Boehringer Ingelheim recently began a clinical trial to assess the safety and tolerability of adding on pirfenidone to nintedanib (Ofev) for idiopathic pulmonary fibrosis (IPF) patients. The 12-week study’s will determine the percentage of patients with gastrointestinal (GI) adverse events from baseline to week 12, since the most frequent adverse events for both products are of gastrointestinal nature.
“We are initiating this trial to ensure that we provide the scientific community with important information regarding Ofev combination therapy. This trial is part of our continued commitment to tackling the global burden of progressive fibrotic lung diseases,” said Christopher Corsico, MD, corporate senior vice president-Medicine and chief medical officer at Boehringer Ingelheim.
Boehringer Ingelheim is testing the combination therapy, after the international evidence-based guideline for IPF were updated in July, 2015.

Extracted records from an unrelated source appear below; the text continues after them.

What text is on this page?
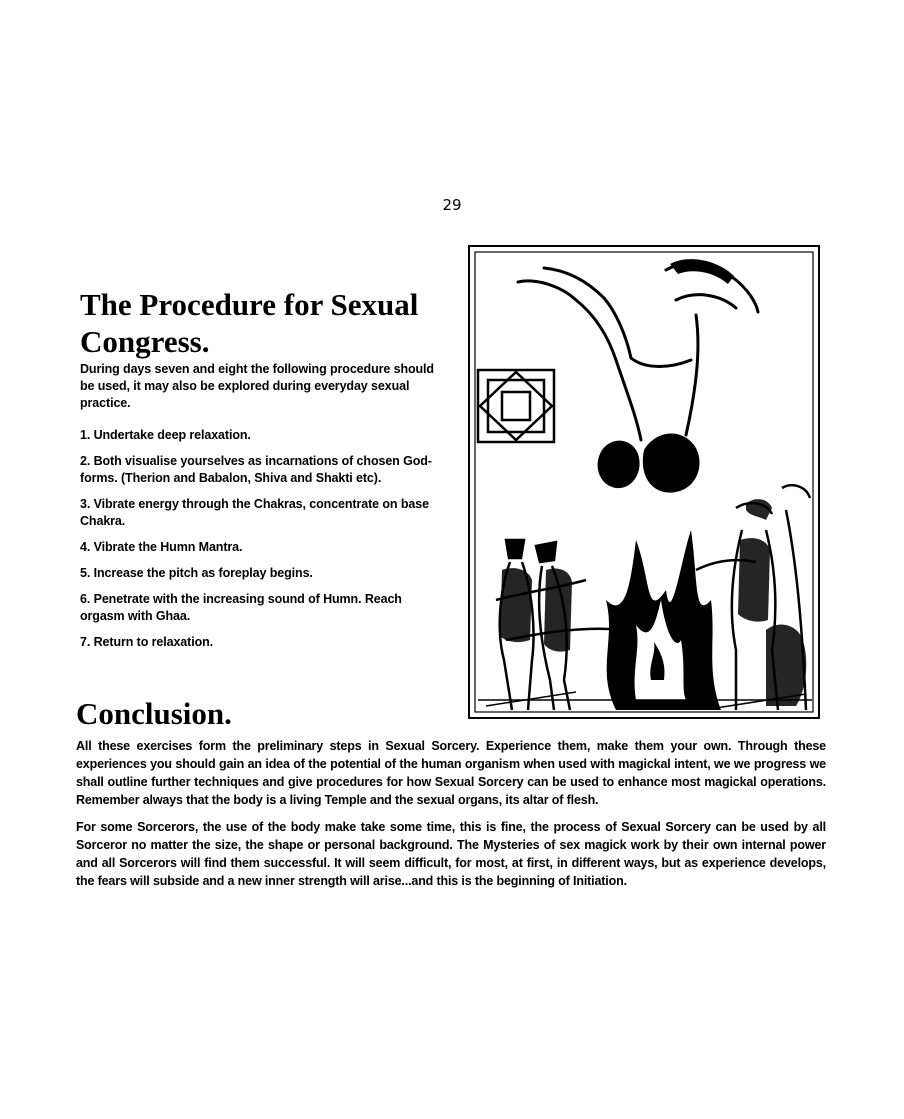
29
The Procedure for Sexual Congress.

During days seven and eight the following procedure should be used, it may also be explored during everyday sexual practice.

1. Undertake deep relaxation.

2. Both visualise yourselves as incarnations of chosen God-forms. (Therion and Babalon, Shiva and Shakti etc).

3. Vibrate energy through the Chakras, concentrate on base Chakra.

4. Vibrate the Humn Mantra.

5. Increase the pitch as foreplay begins.

6. Penetrate with the increasing sound of Humn. Reach orgasm with Ghaa.

7. Return to relaxation.

Conclusion.

All these exercises form the preliminary steps in Sexual Sorcery. Experience them, make them your own. Through these experiences you should gain an idea of the potential of the human organism when used with magickal intent, we we progress we shall outline further techniques and give procedures for how Sexual Sorcery can be used to enhance most magickal operations. Remember always that the body is a living Temple and the sexual organs, its altar of flesh.

For some Sorcerors, the use of the body make take some time, this is fine, the process of Sexual Sorcery can be used by all Sorceror no matter the size, the shape or personal background. The Mysteries of sex magick work by their own internal power and all Sorcerors will find them successful. It will seem difficult, for most, at first, in different ways, but as experience develops, the fears will subside and a new inner strength will arise...and this is the beginning of Initiation.
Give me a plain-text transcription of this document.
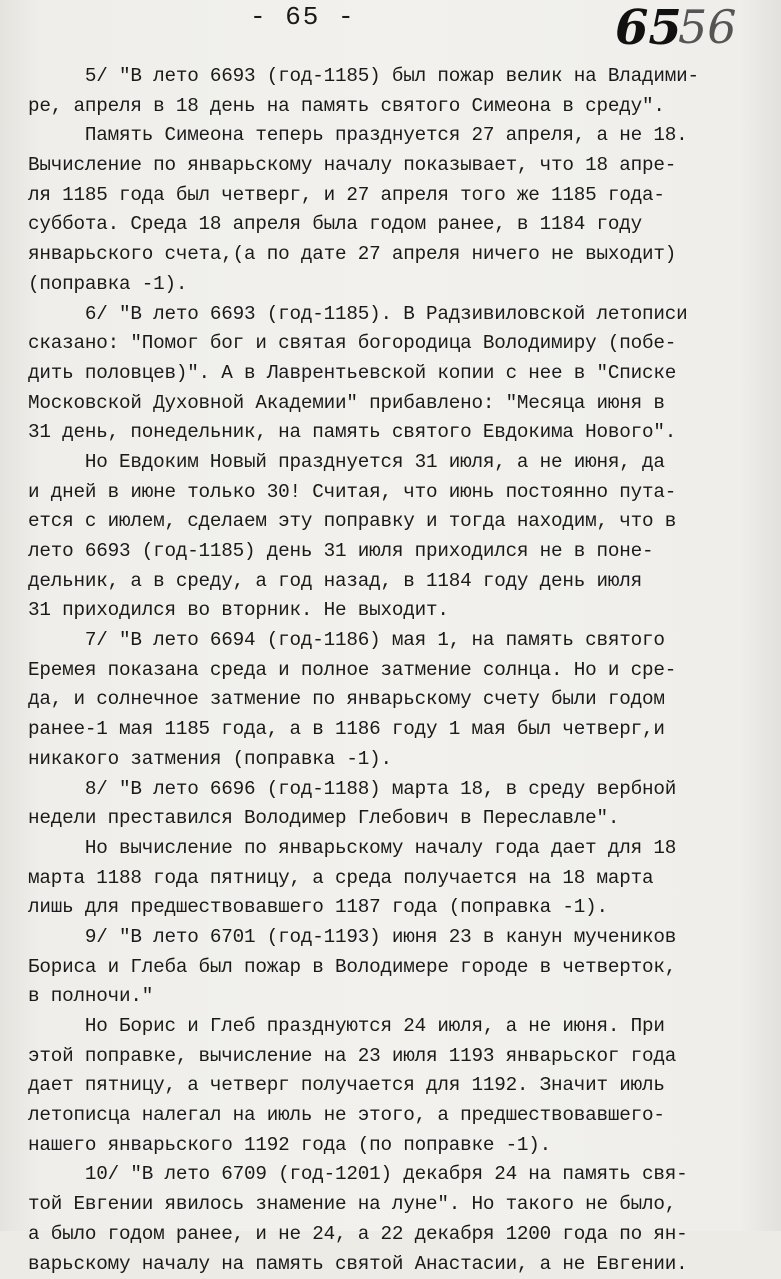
- 65 -	65
56
5/ "В лето 6693 (год-1185) был пожар велик на Владими-
ре, апреля в 18 день на память святого Симеона в среду".
Память Симеона теперь празднуется 27 апреля, а не 18.
Вычисление по январьскому началу показывает, что 18 апре-
ля 1185 года был четверг, и 27 апреля того же 1185 года-
суббота. Среда 18 апреля была годом ранее, в 1184 году
январьского счета,(а по дате 27 апреля ничего не выходит)
(поправка -1).
6/ "В лето 6693 (год-1185). В Радзивиловской летописи
сказано: "Помог бог и святая богородица Володимиру (побе-
дить половцев)". А в Лаврентьевской копии с нее в "Списке
Московской Духовной Академии" прибавлено: "Месяца июня в
31 день, понедельник, на память святого Евдокима Нового".
Но Евдоким Новый празднуется 31 июля, а не июня, да
и дней в июне только 30! Считая, что июнь постоянно пута-
ется с июлем, сделаем эту поправку и тогда находим, что в
лето 6693 (год-1185) день 31 июля приходился не в поне-
дельник, а в среду, а год назад, в 1184 году день июля
31 приходился во вторник. Не выходит.
7/ "В лето 6694 (год-1186) мая 1, на память святого
Еремея показана среда и полное затмение солнца. Но и сре-
да, и солнечное затмение по январьскому счету были годом
ранее-1 мая 1185 года, а в 1186 году 1 мая был четверг,и
никакого затмения (поправка -1).
8/ "В лето 6696 (год-1188) марта 18, в среду вербной
недели преставился Володимер Глебович в Переславле".
Но вычисление по январьскому началу года дает для 18
марта 1188 года пятницу, а среда получается на 18 марта
лишь для предшествовавшего 1187 года (поправка -1).
9/ "В лето 6701 (год-1193) июня 23 в канун мучеников
Бориса и Глеба был пожар в Володимере городе в четверток,
в полночи."
Но Борис и Глеб празднуются 24 июля, а не июня. При
этой поправке, вычисление на 23 июля 1193 январьског года
дает пятницу, а четверг получается для 1192. Значит июль
летописца налегал на июль не этого, а предшествовавшего-
нашего январьского 1192 года (по поправке -1).
10/ "В лето 6709 (год-1201) декабря 24 на память свя-
той Евгении явилось знамение на луне". Но такого не было,
а было годом ранее, и не 24, а 22 декабря 1200 года по ян-
варьскому началу на память святой Анастасии, а не Евгении.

“With the publication…[of the guideline for IPF], we now have conditional recommendations for the use of two approved treatment options for patients with IPF: nintedanib and pirfenidone,” said Carlo Vancheri with the Regional Centre for Rare Lung Diseases, Catania, Italy. “However, there has been limited evidence to date to establish the safety of combining these treatments. This new trial will provide essential information regarding the safety of adding pirfenidone to core treatment with nintedanib, and could help guide future therapy decisions in IPF.”
Plus, recently-published phase 3 clinical trials showed that treatment with Ofev has similar and consistent effects on disease progression (as measured by annual rate of forced vital capacity [FVC] decline) and the amount of time to the first acute exacerbation-regardless of whether people with IPF enrolled in the trials in the United States or internationally.
Researchers found that the annual rate of decline in FVC in US patients was −94.7 mL/year with Ofev and −242.5 mL/year with placebo, while in non-US patients it was −117.0 mL/year with Ofev and −220.0 mL/year with placebo. The hazard ratio for time to first acute exacerbation was 0.37 in US patients and 0.68 in non-US patients, both in favor of Ofev.
Meanwhile, the new add-on therapy trial will enroll approximately 100 patients with confirmed IPF from 25 study centers in the USA, Canada, Italy, Germany, France and the Netherlands.
In addition to testing GI events, researchers will assess the amount of Ofev and pirfenidone circulating in the blood, to assess if pirfenidone interacts with Ofev and influences the amount found in the blood.